On Friday I gave you this skull to have a go at identifying:
I didn’t do a very good job of responding to comments I’m afraid, as I was rather busy at day two of this year’s Natural Sciences Collections Association conference at the Yorkshire Museum. Nonetheless, you managed to work out what this specimen came from without any input from me.
Jake spotted that it was the skull of a big reptile, more importantly, a big reptile with heterodont dentition (meaning it’s teeth aren’t all the same shape). That narrowed down the possibilities considerably. From there henstridgesj, Wouter van Gestel and Barbara Powell came to the conclusion that this is the skull of a Gold Tegu Tupinambis teguixin (Linneaus, 1758).
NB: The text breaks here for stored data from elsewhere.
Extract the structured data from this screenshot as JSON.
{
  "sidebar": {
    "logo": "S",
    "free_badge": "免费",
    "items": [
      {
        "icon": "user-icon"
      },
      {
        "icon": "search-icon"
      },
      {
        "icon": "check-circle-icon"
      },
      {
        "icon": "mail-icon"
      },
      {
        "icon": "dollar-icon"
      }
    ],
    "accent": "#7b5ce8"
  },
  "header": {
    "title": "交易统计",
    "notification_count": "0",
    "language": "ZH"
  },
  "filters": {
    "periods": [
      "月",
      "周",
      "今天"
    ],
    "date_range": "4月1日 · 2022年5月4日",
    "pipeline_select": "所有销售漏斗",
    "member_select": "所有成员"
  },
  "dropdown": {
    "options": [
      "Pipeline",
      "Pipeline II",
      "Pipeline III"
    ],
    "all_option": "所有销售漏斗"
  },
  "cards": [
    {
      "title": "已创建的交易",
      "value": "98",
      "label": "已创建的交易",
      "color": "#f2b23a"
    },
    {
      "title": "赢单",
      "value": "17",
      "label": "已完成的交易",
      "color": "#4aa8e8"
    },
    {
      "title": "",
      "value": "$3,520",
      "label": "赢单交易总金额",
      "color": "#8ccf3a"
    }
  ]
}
These large South American lizards fill a similar environmental niche to the monitor lizards of the Old World and have a broadly similar skull morphology to the land monitors – except monitor lizards have the same kind of pointy teeth throughout the jaws. Monitors are largely carnivorous, which explains the need for the pointy teeth, but Tegus are more omnivorous and as they get older they increase the amount of fruit and vegetation in their diet and rely less on small mammals, birds and reptiles. This varied diet explains the need for more diversity in the teeth.
Apologies for the short and late post today – lots of problems with the internet!